Word was that the air in Manhattan had a sulfurous smell on Monday. If we are to believe Hugo Chavez, that must mean that President Bush was in the area. Best to ignore Hugo Chavez entirely, of course; still, that means there was a smell on the island on Monday. But that wasn’t the only unpleasant odor. Let’s do a quick aroma roundup.
- The smell in New York could have been a number of things – swamp gas from Jersey, sewage from somewhere. No one was harmed by it, so it will likely be forgotten. But you wonder if it’s a test run for something else. Hope that’s simply paranoia.
- The smell in Glendale, Arizona came from the Ohio State Buckeyes, who got their well-praised butts handed to them by a nasty bunch of Florida Gators on Monday night. There was no question that Florida was a better team on the field; I do wonder, however, how Florida would have done if they’d played OSU during the season. One of the problems with the bowl season is that many teams don’t play for a month or more between the end of the season and the game. Ohio State’s regular season ended in November, as is typical of all Big Ten schools, while the Gators played on into December. I’m not sure if that makes a difference, but I suspect it does. The Big Ten could mimic the other conferences by adding a 12th team, dividing into divisions and having a championship game. The question is, as it has been forever, is which team would you invite? As a matter of geography, you could suggest Iowa State, or perhaps Missouri, from the Big XII. Over the years another eastern school has also been suggested, such as Pittsburgh or Syracuse. Notre Dame won’t join the Big 10 because it wants to keep its football money. I’d like to humbly suggest Kansas, probably the best academic university in the Big XII and a school with a tremendous basketball tradition. No matter what, it’s time to make the offer to some school.
- More undetermined smells emanate in the final AP poll results for college football. Because the top two Big 10 schools, Ohio State and Michigan, both flopped, there seems to be a consensus that the Big 10 is overrated. The SEC acolytes especially like to play this card. But remember that on New Year’s Day, the winners of the two Big Ten-SEC matchups were Penn State and my beloved Wisconsin Badgers, over SEC worthies Tennessee and Arkansas, respectively. The Badgers may be the only team I’ve ever heard of that went 12-1, won its bowl game and lost ground in the final poll, falling from 6 to 7 in the AP poll. Do you think the Badgers were punished for their Big 10 membership? I sure do.

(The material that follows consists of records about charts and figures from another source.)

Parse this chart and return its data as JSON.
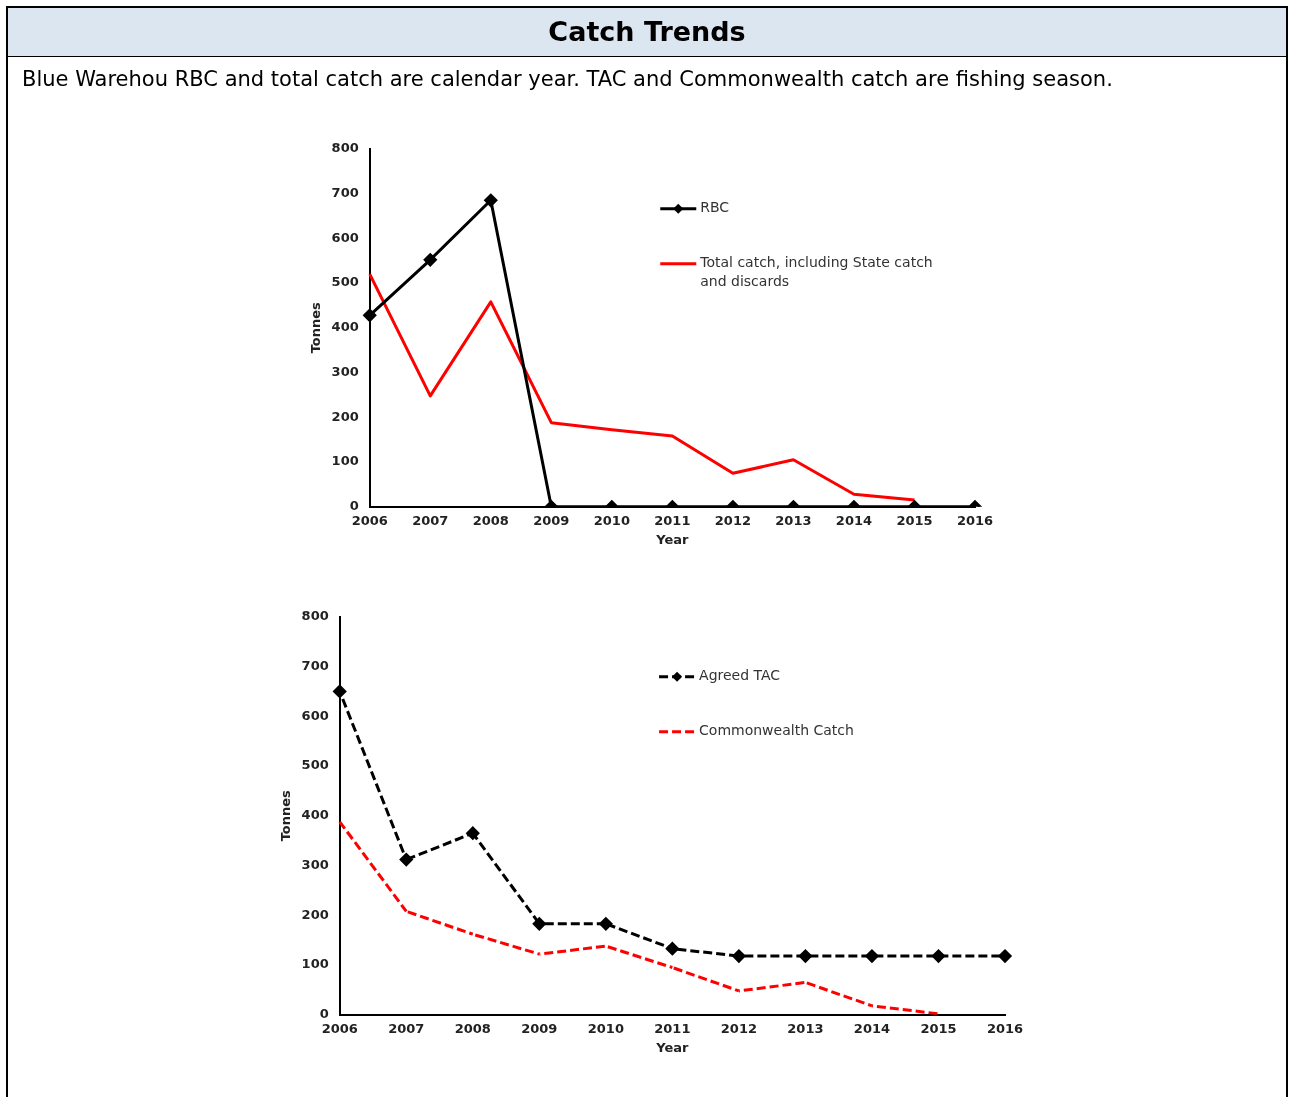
{
  "chart_data": [
    {
      "type": "line",
      "title": "Catch Trends",
      "subtitle": "Blue Warehou RBC and total catch are calendar year. TAC and Commonwealth catch are fishing season.",
      "xlabel": "Year",
      "ylabel": "Tonnes",
      "categories": [
        "2006",
        "2007",
        "2008",
        "2009",
        "2010",
        "2011",
        "2012",
        "2013",
        "2014",
        "2015",
        "2016"
      ],
      "series": [
        {
          "name": "RBC",
          "color": "#000000",
          "marker": "diamond",
          "line_style": "solid",
          "values": [
            428,
            552,
            685,
            0,
            0,
            0,
            0,
            0,
            0,
            0,
            0
          ]
        },
        {
          "name": "Total catch, including State catch and discards",
          "color": "#ff0000",
          "marker": "none",
          "line_style": "solid",
          "values": [
            520,
            248,
            458,
            188,
            172,
            158,
            75,
            105,
            28,
            15,
            null
          ]
        }
      ],
      "ylim": [
        0,
        800
      ],
      "yticks": [
        0,
        100,
        200,
        300,
        400,
        500,
        600,
        700,
        800
      ],
      "grid": false,
      "legend": "top right"
    },
    {
      "type": "line",
      "xlabel": "Year",
      "ylabel": "Tonnes",
      "categories": [
        "2006",
        "2007",
        "2008",
        "2009",
        "2010",
        "2011",
        "2012",
        "2013",
        "2014",
        "2015",
        "2016"
      ],
      "series": [
        {
          "name": "Agreed TAC",
          "color": "#000000",
          "marker": "diamond",
          "line_style": "dashed",
          "values": [
            650,
            312,
            365,
            183,
            183,
            133,
            118,
            118,
            118,
            118,
            118
          ]
        },
        {
          "name": "Commonwealth Catch",
          "color": "#ff0000",
          "marker": "none",
          "line_style": "dashed",
          "values": [
            388,
            208,
            162,
            122,
            138,
            95,
            48,
            65,
            18,
            2,
            null
          ]
        }
      ],
      "ylim": [
        0,
        800
      ],
      "yticks": [
        0,
        100,
        200,
        300,
        400,
        500,
        600,
        700,
        800
      ],
      "grid": false,
      "legend": "top right"
    }
  ]
}
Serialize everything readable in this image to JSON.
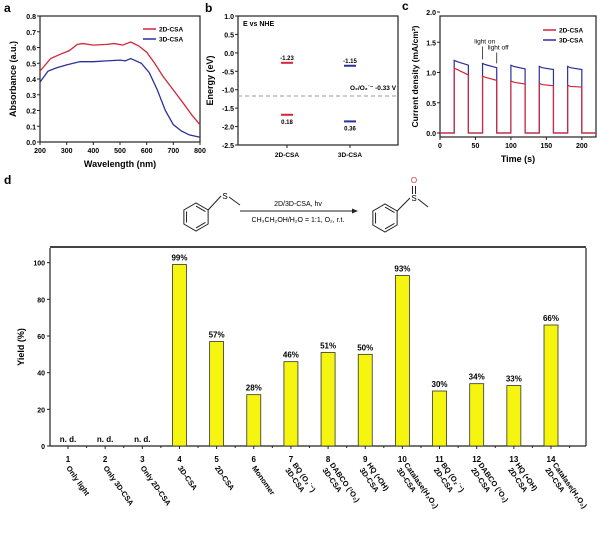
{
  "colors": {
    "red": "#d0283a",
    "blue": "#2b2f9c",
    "bar": "#f5f50f",
    "axis": "#222222",
    "dash": "#999999",
    "oxygen": "#c0392b"
  },
  "panel_labels": [
    "a",
    "b",
    "c",
    "d"
  ],
  "chart_data": [
    {
      "id": "a",
      "type": "line",
      "xlabel": "Wavelength (nm)",
      "ylabel": "Absorbance (a.u.)",
      "xlim": [
        200,
        800
      ],
      "ylim": [
        0,
        0.8
      ],
      "xticks": [
        200,
        300,
        400,
        500,
        600,
        700,
        800
      ],
      "yticks": [
        "0.0",
        "0.1",
        "0.2",
        "0.3",
        "0.4",
        "0.5",
        "0.6",
        "0.7",
        "0.8"
      ],
      "legend": "top-right",
      "series": [
        {
          "name": "2D-CSA",
          "color": "#d0283a",
          "x": [
            200,
            240,
            280,
            310,
            340,
            360,
            400,
            450,
            480,
            510,
            540,
            570,
            600,
            630,
            660,
            700,
            740,
            770,
            800
          ],
          "y": [
            0.45,
            0.53,
            0.56,
            0.58,
            0.62,
            0.625,
            0.615,
            0.62,
            0.625,
            0.615,
            0.635,
            0.61,
            0.57,
            0.5,
            0.42,
            0.33,
            0.24,
            0.17,
            0.11
          ]
        },
        {
          "name": "3D-CSA",
          "color": "#2b2f9c",
          "x": [
            200,
            230,
            260,
            300,
            350,
            400,
            450,
            500,
            520,
            540,
            580,
            610,
            640,
            670,
            700,
            730,
            760,
            800
          ],
          "y": [
            0.38,
            0.45,
            0.47,
            0.49,
            0.51,
            0.51,
            0.515,
            0.52,
            0.515,
            0.53,
            0.5,
            0.44,
            0.33,
            0.2,
            0.11,
            0.07,
            0.045,
            0.03
          ]
        }
      ]
    },
    {
      "id": "b",
      "type": "scatter",
      "title": "E vs NHE",
      "ylabel": "Energy (eV)",
      "ylim": [
        -2.5,
        1.0
      ],
      "y_inverted": true,
      "yticks": [
        "-2.5",
        "-2.0",
        "-1.5",
        "-1.0",
        "-0.5",
        "0.0",
        "0.5",
        "1.0"
      ],
      "categories": [
        "2D-CSA",
        "3D-CSA"
      ],
      "series": [
        {
          "name": "2D-CSA",
          "color": "#d0283a",
          "cb": -1.23,
          "vb": 0.18,
          "cb_label": "-1.23",
          "vb_label": "0.18"
        },
        {
          "name": "3D-CSA",
          "color": "#2b2f9c",
          "cb": -1.15,
          "vb": 0.36,
          "cb_label": "-1.15",
          "vb_label": "0.36"
        }
      ],
      "reference": {
        "value": -0.33,
        "label": "O₂/O₂˙⁻ -0.33 V"
      }
    },
    {
      "id": "c",
      "type": "line",
      "xlabel": "Time (s)",
      "ylabel": "Current density (mA/cm²)",
      "xlim": [
        0,
        220
      ],
      "ylim": [
        0,
        2.0
      ],
      "xticks": [
        0,
        50,
        100,
        150,
        200
      ],
      "yticks": [
        "0.0",
        "0.5",
        "1.0",
        "1.5",
        "2.0"
      ],
      "legend": "top-right",
      "annotations": [
        "light on",
        "light off"
      ],
      "on_times": [
        20,
        60,
        100,
        140,
        180
      ],
      "off_times": [
        40,
        80,
        120,
        160,
        200
      ],
      "series": [
        {
          "name": "2D-CSA",
          "color": "#d0283a",
          "peaks": [
            1.07,
            0.94,
            0.86,
            0.82,
            0.79
          ],
          "ends": [
            0.96,
            0.87,
            0.81,
            0.78,
            0.76
          ]
        },
        {
          "name": "3D-CSA",
          "color": "#2b2f9c",
          "peaks": [
            1.2,
            1.15,
            1.12,
            1.1,
            1.1
          ],
          "ends": [
            1.12,
            1.08,
            1.06,
            1.05,
            1.05
          ]
        }
      ]
    },
    {
      "id": "d",
      "type": "bar",
      "ylabel": "Yield (%)",
      "ylim": [
        0,
        108
      ],
      "yticks": [
        "0",
        "20",
        "40",
        "60",
        "80",
        "100"
      ],
      "categories": [
        "1",
        "2",
        "3",
        "4",
        "5",
        "6",
        "7",
        "8",
        "9",
        "10",
        "11",
        "12",
        "13",
        "14"
      ],
      "category_labels": [
        [
          "Only light"
        ],
        [
          "Only 3D-CSA"
        ],
        [
          "Only 2D-CSA"
        ],
        [
          "3D-CSA"
        ],
        [
          "2D-CSA"
        ],
        [
          "Monomer"
        ],
        [
          "3D-CSA",
          "BQ (O₂˙⁻)"
        ],
        [
          "3D-CSA",
          "DABCO (¹O₂)"
        ],
        [
          "3D-CSA",
          "HQ (•OH)"
        ],
        [
          "3D-CSA",
          "Catalase(H₂O₂)"
        ],
        [
          "2D-CSA",
          "BQ (O₂˙⁻)"
        ],
        [
          "2D-CSA",
          "DABCO (¹O₂)"
        ],
        [
          "2D-CSA",
          "HQ (•OH)"
        ],
        [
          "2D-CSA",
          "Catalase(H₂O₂)"
        ]
      ],
      "values": [
        0,
        0,
        0,
        99,
        57,
        28,
        46,
        51,
        50,
        93,
        30,
        34,
        33,
        66
      ],
      "data_labels": [
        "n. d.",
        "n. d.",
        "n. d.",
        "99%",
        "57%",
        "28%",
        "46%",
        "51%",
        "50%",
        "93%",
        "30%",
        "34%",
        "33%",
        "66%"
      ]
    }
  ],
  "reaction": {
    "reactant_atom": "S",
    "product_atoms": [
      "S",
      "O"
    ],
    "conditions_top": "2D/3D-CSA, hv",
    "conditions_bottom": "CH₃CH₂OH/H₂O = 1:1, O₂, r.t."
  }
}
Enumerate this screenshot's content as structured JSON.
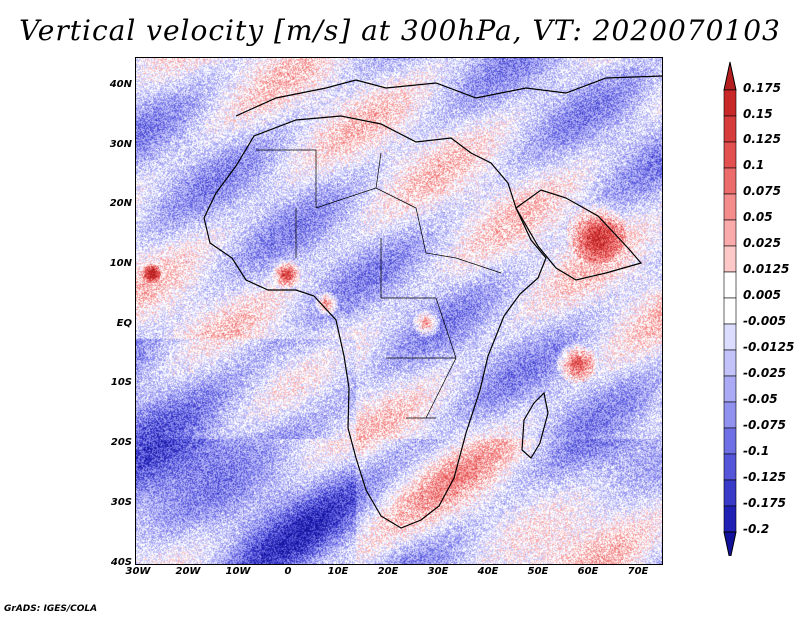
{
  "title": "Vertical velocity [m/s] at 300hPa, VT: 2020070103",
  "credit": "GrADS: IGES/COLA",
  "map": {
    "lat_labels": [
      "40N",
      "30N",
      "20N",
      "10N",
      "EQ",
      "10S",
      "20S",
      "30S",
      "40S"
    ],
    "lon_labels": [
      "30W",
      "20W",
      "10W",
      "0",
      "10E",
      "20E",
      "30E",
      "40E",
      "50E",
      "60E",
      "70E"
    ],
    "lon_range": [
      -30,
      75
    ],
    "lat_range": [
      -40,
      45
    ],
    "variable": "vertical velocity",
    "level_hPa": 300,
    "units": "m/s"
  },
  "colorbar": {
    "labels": [
      "0.175",
      "0.15",
      "0.125",
      "0.1",
      "0.075",
      "0.05",
      "0.025",
      "0.0125",
      "0.005",
      "-0.005",
      "-0.0125",
      "-0.025",
      "-0.05",
      "-0.075",
      "-0.1",
      "-0.125",
      "-0.175",
      "-0.2"
    ],
    "colors": [
      "#b41e1e",
      "#c82828",
      "#d63c3c",
      "#e25050",
      "#ec6c6c",
      "#f48c8c",
      "#faaaaa",
      "#fcc8c8",
      "#ffffff",
      "#ffffff",
      "#dcdcff",
      "#c3c3fa",
      "#aaaaf5",
      "#9191f0",
      "#7070e6",
      "#5555d9",
      "#3a3ac8",
      "#2020b4",
      "#12129c"
    ]
  }
}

- Another undetermined smell comes from the Baseball Writers of America. These press-box solons have decided that Mark McGwire does not belong in the Hall of Fame, despite career home run totals that rival the all-time greats. Big Mac is a big man and he must have used steroids, the reasoning goes. Here’s the question: even if McGwire did use steroids, how many of his home runs would have been routine fly balls had he not done so? No one knows, of course. McGwire was a great power hitter because he could time the baseball and bring his tremendous size and strength to bear on a baseball. Are the writers arguing that McGwire is really Ted Kluszewski or Frank Howard, or Greg Luzinski, sluggers of previous eras whose credentials fall short of Cooperstown? How can you know? In this case, the only thing we know is what we see; what I saw when I watched Mark McGwire was a tremendous, consistent power hitter who was one of the most feared batters of his generation. McGwire is certainly a more worthy candidate than Jim Rice, to use one example of a player receiving more votes. So how do you explain this? I’m genuinely curious to find out the rationale of these baseball writers – I’ll be watching these explanations closely.